Given that neither the Tories or Labour can win outright and that the current Conservative-Liberal Democrat coalition will have more seats than Labour, the parties’ proxies in the press have begun to ramp up their rhetoric. The Tory press, led by the Telegraph and the abhorrent Daily Mail (which, at its best, has only a casual relationship with truth), write daily about the “crisis” facing the UK if Labour forms government with SNP support. Theresa May, the home secretary – someone not usually known for her hyperbole and someone who will almost certainly be a credible candidate for the Tory leadership should Cameron have to fall on his sword – called a Labour-SNP pact the “biggest constitutional crisis” since the abdication of Edward VIII. The Mail also tried the character assassination route, digging up Ed Miliband’s past girlfriends and succeeding only in making him look normal. They are laying the groundwork for the Tory Party to claim another mandate whatever the parliamentary numbers look like.

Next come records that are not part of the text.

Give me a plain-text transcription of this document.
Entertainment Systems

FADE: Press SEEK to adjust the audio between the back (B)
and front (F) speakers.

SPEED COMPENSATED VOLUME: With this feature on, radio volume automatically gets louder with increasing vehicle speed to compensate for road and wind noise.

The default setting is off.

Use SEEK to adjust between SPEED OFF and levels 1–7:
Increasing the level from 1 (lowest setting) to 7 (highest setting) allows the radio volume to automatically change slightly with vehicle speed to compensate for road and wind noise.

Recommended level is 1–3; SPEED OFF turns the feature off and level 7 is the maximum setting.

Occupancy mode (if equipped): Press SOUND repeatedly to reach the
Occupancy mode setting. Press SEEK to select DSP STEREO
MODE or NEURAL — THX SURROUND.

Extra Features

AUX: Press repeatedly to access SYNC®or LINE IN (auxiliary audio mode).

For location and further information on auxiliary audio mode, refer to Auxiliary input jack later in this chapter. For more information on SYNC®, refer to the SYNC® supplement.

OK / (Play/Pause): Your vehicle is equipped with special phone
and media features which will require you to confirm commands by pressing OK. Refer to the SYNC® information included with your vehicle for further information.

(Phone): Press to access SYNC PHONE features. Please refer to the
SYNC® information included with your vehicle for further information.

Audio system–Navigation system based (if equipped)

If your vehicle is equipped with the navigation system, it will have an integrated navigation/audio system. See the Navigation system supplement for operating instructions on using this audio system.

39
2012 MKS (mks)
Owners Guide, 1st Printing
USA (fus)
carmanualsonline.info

Rupert Murdoch’s papers are having a field day demonising Ed Miliband. The Sun (English version) is strongly backing the Tories, while the Sun (Scottish edition) urges a vote for the SNP.

Murdoch is as lacking in ideology as always and uses his mastheads to further his own perceived interests above all else. He has a personal animosity towards the Labour leader. Miliband has chosen not to take the Hawke-Keating-Blair route of embracing the mogul. Instead he has demanded the breakup of the News Corporation, following on from the phone hacking trials and investigations of recent years. Murdoch has travelled to London for the closing week of the campaign to watch his mastheads, and the result, closely.

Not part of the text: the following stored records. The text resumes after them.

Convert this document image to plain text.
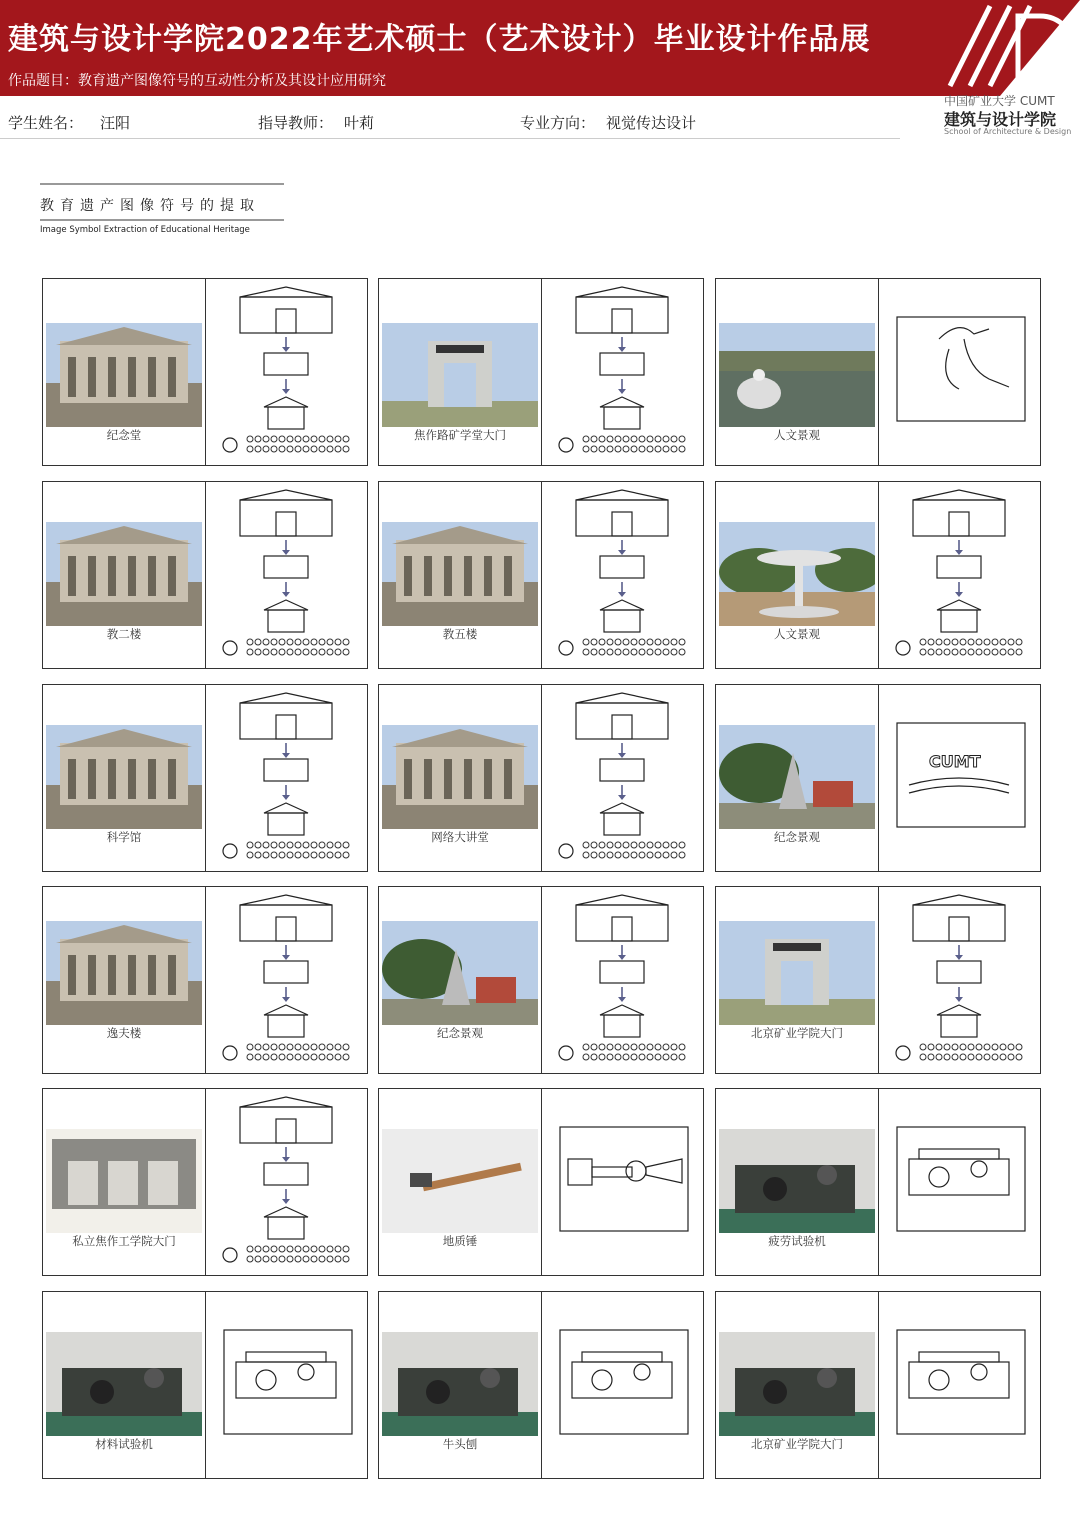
建筑与设计学院2022年艺术硕士（艺术设计）毕业设计作品展
作品题目：教育遗产图像符号的互动性分析及其设计应用研究
学生姓名： 汪阳	指导教师： 叶莉	专业方向： 视觉传达设计
中国矿业大学 CUMT
建筑与设计学院
School of Architecture & Design
教育遗产图像符号的提取
Image Symbol Extraction of Educational Heritage
纪念堂	焦作路矿学堂大门	人文景观
教二楼	教五楼	人文景观
科学馆	网络大讲堂	纪念景观
CUMT
逸夫楼	纪念景观	北京矿业学院大门
私立焦作工学院大门	地质锤	疲劳试验机
材料试验机	牛头刨	北京矿业学院大门
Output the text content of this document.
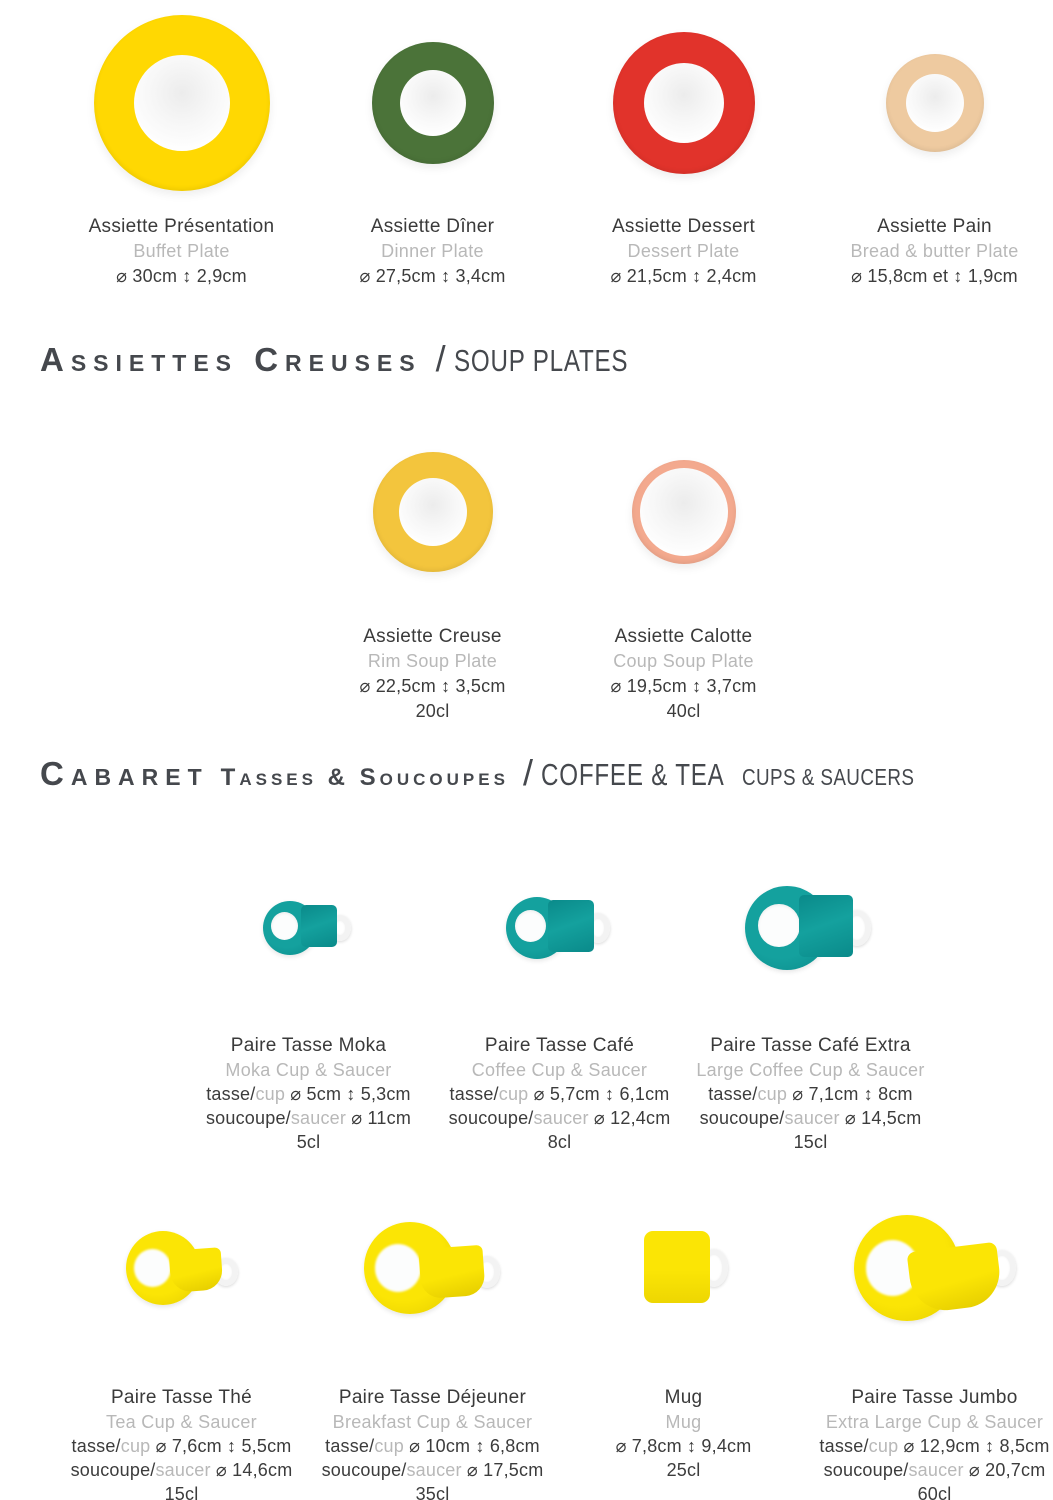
Assiette Présentation
Buffet Plate
⌀ 30cm ↕ 2,9cm
Assiette Dîner
Dinner Plate
⌀ 27,5cm ↕ 3,4cm
Assiette Dessert
Dessert Plate
⌀ 21,5cm ↕ 2,4cm
Assiette Pain
Bread & butter Plate
⌀ 15,8cm et ↕ 1,9cm
Assiettes Creuses / SOUP PLATES
Assiette Creuse
Rim Soup Plate
⌀ 22,5cm ↕ 3,5cm
20cl
Assiette Calotte
Coup Soup Plate
⌀ 19,5cm ↕ 3,7cm
40cl
Cabaret Tasses & Soucoupes / COFFEE & TEA CUPS & SAUCERS
Paire Tasse Moka
Moka Cup & Saucer
tasse/cup ⌀ 5cm ↕ 5,3cm
soucoupe/saucer ⌀ 11cm
5cl
Paire Tasse Café
Coffee Cup & Saucer
tasse/cup ⌀ 5,7cm ↕ 6,1cm
soucoupe/saucer ⌀ 12,4cm
8cl
Paire Tasse Café Extra
Large Coffee Cup & Saucer
tasse/cup ⌀ 7,1cm ↕ 8cm
soucoupe/saucer ⌀ 14,5cm
15cl
Paire Tasse Thé
Tea Cup & Saucer
tasse/cup ⌀ 7,6cm ↕ 5,5cm
soucoupe/saucer ⌀ 14,6cm
15cl
Paire Tasse Déjeuner
Breakfast Cup & Saucer
tasse/cup ⌀ 10cm ↕ 6,8cm
soucoupe/saucer ⌀ 17,5cm
35cl
Mug
Mug
⌀ 7,8cm ↕ 9,4cm
25cl
Paire Tasse Jumbo
Extra Large Cup & Saucer
tasse/cup ⌀ 12,9cm ↕ 8,5cm
soucoupe/saucer ⌀ 20,7cm
60cl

Miliband is unfazed, telling Russel Brand that Murdoch

“... much less powerful than he used to be."

The clarion call of the English press is that Labour supported by the SNP will destroy Britain as we know it. But consider this...

To stave off his own right wing and to try to stem the flow of votes from the Tories to UKIP, David Cameron has promised a referendum on Britain’s continued membership of the European Union in 2017. It is possible to envisage a number of ways that this might well lead to a UK “Brexit” from the EU. Undoubtedly, a UK vote to leave would lead to a second Scottish independence referendum, as it is far more likely that Scotland would vote to stay in the EU. Far from the rise and rise of the SNP being a danger to the Union, it’s entirely possible that a more progressive Labour Party pulled more to the left by a genuinely progressive SNP might be the panacea the UK really needs.

Whichever way it falls, the SNP will emerge stronger again, providing a lesson for progressive parties around the world: have an ideology and believe in it. The people will follow.